Seit Wochen schon haben ihn die Frühlingsgefühle voll erwischt. Dieser Junge den er an der Uni kennengelernt hat ist ja sooooo... er schwärmt Absatz nach Absatz, bis er dann zum kritischen Punkt an der Sache kommt - bis auf gelegentlichen Small Talk zwischen den Vorlesungen ist ziemlich Funkstille. Und doch: "Manchmal glaube ich, ich komme von ihm los, und dann fragt er mich einmal kurz wie spät es ist, lächelt mich an, und ich bin wieder total geschmolzen. Dann träume ich nachts sogar von ihm, und wenn er mich gerade küssen will wach ich auf, und dann?"

Dann heulst du dich bei deinem Ex aus. Und der notiert sich innerlich, morgen genug Koffein mit zur Arbeit zu nehmen, und spielt den Klempner.

"Hey Ex-Schatzi,

voll erwischt also, ja? Tja, da würde ich mich ja eigentlich gerne für dich freuen, denn es klingt ja schon deutlich besser als beim letzten Mal, aber, wie ich ausnahmsweise gerne zugeben werde, noch nicht ganz optimal. Was rät also Dr. Sommer heute? Loslassen oder die Hoffnung nicht sinken lassen? Finde vielleicht deinen Mittelweg. Freu dich auf jeden Tag, an dem du ihn in der Uni sehen kannst (und auf jeden anderen Tag natürlich auch). Aber blockiere dich nicht selber. Lass nicht die anderen Hübschen da draußen an dir vorbeiziehen, während du daheim sitzt und dem einen hinterhertrauerst. Und wenn er doch noch zu dir kommt, na umso besser."

***

Das ungemütliche Novemberwetter treibt mich von der Arbeit nach Hause, und die Aussicht auf Wärme lässt mich alle Stufen auf einmal hinauf fliegen.

Mein Rechner läuft noch, weil ich morgens wohl vergessen habe, den Ausknopf zu treten. Der Donnervogel gibt mir zu verstehen, er hätte Post für mich.

Fabien inmitten der schönsten Herbstdepri. Sein Angeschmachteter fragt mittlerweile lieber seine neue freundin nach der Uhrzeit, und auch sonst ist kein netter Junge vorbeigekommen. "Alles is Scheiße und ich sitze mittendrin. Und damit ich nicht mehr ständig enttäuscht aufwache und merke, dass ich wieder viel zu frohes Zeug geträumt habe, liege ich jetzt nachts stundenlang wach, bis ich übermüdet und unruhig und frierend wegdöse. Und allein. Das hauptsächlich."

Was soll man da noch groß schreiben?

"Na du Unglücklicher,

warum geht es uns schlecht, wenn unser Begehren nicht erfüllt wird? Ist es nur das pure Selbstmitleid, die Trauer um die eigene Einsamkeit, alles ein großes egoistisches Selbstbeflennen?

Ich glaube nicht. Denn ist es nicht auch die Traurigkeit darüber, auf seiner eigenen Liebe sitzen zu bleiben? Nicht das geben zu können was man selber vermisst?

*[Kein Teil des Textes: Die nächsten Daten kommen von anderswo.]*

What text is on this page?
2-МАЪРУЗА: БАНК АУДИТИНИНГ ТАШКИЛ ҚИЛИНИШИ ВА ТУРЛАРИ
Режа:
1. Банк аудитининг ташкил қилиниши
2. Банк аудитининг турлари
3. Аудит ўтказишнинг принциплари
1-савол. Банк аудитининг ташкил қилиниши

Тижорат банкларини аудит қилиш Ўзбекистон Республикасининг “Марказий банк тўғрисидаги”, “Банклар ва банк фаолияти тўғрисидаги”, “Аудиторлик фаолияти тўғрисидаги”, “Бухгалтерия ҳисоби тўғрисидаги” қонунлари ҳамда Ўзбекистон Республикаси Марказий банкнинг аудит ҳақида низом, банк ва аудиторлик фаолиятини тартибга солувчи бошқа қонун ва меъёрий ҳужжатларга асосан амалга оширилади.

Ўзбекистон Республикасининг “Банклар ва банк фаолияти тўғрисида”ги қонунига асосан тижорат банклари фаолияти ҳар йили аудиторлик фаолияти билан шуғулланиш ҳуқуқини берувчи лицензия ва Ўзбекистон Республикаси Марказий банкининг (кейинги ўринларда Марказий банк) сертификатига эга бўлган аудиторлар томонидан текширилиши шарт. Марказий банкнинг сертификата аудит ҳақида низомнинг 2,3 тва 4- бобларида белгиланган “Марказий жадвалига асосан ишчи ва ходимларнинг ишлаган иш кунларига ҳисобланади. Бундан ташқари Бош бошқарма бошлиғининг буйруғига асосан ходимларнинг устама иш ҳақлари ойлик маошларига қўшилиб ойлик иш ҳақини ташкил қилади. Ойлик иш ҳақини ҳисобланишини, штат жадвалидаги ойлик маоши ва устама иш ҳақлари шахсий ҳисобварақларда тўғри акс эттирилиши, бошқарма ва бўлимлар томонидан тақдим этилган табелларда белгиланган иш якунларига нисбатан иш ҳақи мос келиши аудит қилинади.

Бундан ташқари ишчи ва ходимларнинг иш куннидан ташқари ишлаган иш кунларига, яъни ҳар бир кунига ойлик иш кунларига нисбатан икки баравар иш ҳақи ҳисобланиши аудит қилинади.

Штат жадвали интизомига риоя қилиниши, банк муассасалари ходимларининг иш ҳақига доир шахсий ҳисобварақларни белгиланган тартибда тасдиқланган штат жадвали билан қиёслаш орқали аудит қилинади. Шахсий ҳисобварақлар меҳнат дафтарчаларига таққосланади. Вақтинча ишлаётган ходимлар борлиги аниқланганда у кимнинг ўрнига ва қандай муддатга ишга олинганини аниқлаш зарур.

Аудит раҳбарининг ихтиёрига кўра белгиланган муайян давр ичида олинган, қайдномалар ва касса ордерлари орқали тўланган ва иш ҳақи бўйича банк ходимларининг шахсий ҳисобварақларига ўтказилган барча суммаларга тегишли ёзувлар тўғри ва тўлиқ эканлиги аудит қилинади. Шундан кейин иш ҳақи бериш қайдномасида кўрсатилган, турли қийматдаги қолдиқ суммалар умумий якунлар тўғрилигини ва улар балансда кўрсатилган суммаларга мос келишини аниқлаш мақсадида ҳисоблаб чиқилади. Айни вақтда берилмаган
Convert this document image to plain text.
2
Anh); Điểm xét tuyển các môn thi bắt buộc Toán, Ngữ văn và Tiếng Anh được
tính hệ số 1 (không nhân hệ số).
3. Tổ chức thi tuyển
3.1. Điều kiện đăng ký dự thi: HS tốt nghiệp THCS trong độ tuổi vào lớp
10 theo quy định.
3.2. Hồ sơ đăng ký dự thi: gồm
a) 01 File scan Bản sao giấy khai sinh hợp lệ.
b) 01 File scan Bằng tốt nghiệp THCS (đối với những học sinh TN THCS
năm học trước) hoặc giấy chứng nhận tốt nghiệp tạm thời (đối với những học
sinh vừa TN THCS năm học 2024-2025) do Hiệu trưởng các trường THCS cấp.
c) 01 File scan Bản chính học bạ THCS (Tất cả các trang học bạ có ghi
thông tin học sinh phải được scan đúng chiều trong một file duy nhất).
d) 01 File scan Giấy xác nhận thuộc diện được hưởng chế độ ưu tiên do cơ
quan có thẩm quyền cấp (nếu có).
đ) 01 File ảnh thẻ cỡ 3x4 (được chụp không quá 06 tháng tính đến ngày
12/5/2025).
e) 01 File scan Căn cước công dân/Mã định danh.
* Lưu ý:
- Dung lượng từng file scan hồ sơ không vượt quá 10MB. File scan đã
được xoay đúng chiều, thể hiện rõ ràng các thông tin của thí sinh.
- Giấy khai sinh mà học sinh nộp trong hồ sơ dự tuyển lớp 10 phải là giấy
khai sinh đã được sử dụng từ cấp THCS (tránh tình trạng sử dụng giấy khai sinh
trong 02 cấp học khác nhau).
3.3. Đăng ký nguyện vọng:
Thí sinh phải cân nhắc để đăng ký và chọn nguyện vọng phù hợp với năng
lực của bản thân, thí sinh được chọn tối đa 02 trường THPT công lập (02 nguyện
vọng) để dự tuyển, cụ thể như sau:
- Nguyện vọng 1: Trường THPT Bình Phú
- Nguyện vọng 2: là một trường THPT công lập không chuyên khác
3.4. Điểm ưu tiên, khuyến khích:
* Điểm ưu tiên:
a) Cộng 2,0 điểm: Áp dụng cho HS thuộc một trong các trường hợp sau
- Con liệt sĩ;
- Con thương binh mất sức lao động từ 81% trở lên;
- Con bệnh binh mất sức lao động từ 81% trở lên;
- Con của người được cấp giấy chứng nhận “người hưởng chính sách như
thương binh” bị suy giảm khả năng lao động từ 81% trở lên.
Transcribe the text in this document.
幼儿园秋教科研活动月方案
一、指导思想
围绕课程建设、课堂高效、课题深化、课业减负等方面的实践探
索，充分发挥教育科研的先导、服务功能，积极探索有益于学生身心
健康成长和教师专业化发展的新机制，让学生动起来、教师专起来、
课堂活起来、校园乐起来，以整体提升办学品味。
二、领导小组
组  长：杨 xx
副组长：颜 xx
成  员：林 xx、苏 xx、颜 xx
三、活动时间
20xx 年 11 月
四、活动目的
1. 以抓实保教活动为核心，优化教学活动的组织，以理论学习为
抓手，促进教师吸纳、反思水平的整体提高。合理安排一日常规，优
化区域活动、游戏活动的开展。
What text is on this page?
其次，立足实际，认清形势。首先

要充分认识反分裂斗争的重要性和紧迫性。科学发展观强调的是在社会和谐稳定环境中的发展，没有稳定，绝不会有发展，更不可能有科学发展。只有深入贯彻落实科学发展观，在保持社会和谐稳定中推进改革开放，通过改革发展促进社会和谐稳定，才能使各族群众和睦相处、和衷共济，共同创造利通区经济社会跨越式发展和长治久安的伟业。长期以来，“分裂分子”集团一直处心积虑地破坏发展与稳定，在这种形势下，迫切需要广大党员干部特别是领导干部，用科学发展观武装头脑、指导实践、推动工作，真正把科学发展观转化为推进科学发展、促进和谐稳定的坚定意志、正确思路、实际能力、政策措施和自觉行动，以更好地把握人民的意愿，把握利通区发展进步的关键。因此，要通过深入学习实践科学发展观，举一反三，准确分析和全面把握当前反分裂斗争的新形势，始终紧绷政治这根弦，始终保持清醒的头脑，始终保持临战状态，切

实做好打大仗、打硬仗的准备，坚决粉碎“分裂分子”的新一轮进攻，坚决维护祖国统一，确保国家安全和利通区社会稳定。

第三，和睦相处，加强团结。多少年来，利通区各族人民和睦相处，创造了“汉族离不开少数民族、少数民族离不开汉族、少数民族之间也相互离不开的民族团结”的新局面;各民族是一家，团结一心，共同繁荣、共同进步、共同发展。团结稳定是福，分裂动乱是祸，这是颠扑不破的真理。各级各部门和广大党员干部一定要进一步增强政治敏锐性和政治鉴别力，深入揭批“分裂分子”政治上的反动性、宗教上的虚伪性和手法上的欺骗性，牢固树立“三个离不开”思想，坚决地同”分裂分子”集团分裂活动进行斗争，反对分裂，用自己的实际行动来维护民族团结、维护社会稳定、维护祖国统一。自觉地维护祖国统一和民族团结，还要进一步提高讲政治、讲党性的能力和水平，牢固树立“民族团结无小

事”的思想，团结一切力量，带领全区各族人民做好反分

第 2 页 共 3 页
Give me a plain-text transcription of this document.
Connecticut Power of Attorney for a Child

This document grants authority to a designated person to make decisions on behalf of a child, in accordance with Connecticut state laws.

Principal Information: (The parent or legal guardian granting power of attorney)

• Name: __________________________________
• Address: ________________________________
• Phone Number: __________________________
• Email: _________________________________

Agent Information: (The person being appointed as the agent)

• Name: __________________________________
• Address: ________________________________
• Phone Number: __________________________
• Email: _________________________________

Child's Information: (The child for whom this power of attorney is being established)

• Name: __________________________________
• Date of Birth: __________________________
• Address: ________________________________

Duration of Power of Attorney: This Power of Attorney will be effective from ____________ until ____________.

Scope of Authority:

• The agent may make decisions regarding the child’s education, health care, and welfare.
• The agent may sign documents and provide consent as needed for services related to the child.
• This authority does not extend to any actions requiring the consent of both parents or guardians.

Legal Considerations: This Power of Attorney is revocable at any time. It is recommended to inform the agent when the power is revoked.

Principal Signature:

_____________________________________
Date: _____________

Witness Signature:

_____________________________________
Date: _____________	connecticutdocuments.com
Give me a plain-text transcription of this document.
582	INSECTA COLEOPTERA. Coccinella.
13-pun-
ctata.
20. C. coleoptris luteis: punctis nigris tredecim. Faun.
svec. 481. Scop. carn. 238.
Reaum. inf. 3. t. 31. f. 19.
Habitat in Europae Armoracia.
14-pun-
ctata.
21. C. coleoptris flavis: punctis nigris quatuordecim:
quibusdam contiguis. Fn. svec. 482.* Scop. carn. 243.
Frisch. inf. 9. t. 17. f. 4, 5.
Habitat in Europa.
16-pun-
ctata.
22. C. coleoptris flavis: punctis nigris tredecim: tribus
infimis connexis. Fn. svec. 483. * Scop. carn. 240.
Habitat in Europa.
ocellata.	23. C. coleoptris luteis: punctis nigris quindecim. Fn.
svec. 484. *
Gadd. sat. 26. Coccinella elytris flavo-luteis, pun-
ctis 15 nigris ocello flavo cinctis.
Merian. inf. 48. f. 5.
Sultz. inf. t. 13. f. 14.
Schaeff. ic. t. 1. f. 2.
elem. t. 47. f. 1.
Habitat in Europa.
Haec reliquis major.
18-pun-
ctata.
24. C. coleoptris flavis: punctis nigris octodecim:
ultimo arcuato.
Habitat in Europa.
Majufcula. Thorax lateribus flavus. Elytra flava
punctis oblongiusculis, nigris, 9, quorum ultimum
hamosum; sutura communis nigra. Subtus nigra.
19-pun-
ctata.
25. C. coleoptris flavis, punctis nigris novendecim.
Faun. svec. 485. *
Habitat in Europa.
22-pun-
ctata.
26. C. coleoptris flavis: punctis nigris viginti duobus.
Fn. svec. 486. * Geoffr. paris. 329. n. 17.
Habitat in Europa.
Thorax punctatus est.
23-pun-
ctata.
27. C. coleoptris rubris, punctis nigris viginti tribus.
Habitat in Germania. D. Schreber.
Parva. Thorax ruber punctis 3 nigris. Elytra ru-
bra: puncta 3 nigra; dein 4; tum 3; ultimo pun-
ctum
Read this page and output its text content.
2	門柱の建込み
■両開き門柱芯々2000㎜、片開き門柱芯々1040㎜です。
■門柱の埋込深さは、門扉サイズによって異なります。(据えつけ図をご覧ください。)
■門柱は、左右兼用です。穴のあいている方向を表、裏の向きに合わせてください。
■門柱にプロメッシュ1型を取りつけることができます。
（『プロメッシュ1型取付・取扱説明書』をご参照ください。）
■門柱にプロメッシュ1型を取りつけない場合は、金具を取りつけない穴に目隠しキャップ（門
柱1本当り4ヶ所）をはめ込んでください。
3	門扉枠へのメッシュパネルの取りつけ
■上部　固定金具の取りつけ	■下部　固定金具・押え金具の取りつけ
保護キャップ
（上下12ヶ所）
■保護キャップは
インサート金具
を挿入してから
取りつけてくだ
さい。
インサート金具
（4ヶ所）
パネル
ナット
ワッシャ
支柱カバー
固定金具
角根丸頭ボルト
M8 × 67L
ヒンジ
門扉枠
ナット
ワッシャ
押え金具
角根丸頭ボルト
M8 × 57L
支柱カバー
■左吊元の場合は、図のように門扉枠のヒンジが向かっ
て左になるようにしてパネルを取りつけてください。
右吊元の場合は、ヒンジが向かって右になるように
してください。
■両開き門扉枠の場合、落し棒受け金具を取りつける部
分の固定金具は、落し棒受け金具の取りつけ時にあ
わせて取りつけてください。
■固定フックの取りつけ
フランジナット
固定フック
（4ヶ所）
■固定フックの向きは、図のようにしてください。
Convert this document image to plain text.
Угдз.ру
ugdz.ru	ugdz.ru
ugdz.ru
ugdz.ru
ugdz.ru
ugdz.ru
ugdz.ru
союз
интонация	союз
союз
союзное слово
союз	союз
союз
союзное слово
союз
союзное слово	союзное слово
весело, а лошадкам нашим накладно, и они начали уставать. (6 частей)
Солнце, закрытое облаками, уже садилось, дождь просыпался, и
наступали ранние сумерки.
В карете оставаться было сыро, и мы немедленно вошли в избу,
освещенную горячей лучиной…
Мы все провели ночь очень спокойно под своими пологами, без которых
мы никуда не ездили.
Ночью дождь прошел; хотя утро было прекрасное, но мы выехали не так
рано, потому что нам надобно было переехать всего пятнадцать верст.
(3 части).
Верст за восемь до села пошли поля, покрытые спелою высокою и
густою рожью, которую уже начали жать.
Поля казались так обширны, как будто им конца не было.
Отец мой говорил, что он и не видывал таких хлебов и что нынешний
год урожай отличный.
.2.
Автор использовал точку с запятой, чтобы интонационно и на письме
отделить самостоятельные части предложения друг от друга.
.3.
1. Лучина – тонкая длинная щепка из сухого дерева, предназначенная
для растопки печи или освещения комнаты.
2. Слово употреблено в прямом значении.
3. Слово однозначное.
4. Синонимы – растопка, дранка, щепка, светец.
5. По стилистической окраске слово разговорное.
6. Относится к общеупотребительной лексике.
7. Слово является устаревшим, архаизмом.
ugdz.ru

Wenn du das nächste mal frierend nachts im Bett liegst, dann stärke dich und deine Liebe mit einem großen Pott Schoki, futter Kekse dazu, dann schlaf, und am nächsten Morgen nimmst du deine aufgestaute und frisch gestärkte Liebe und führst sie hinaus, und suchst ihr ein neues Zuhause. Für dich UND für die Welt. Frohe Weihnachten. (Das ist ein Befehl!)"

Nachwort

Der Titel sowie die Inspiration gehen zurück auf Rio Reiser.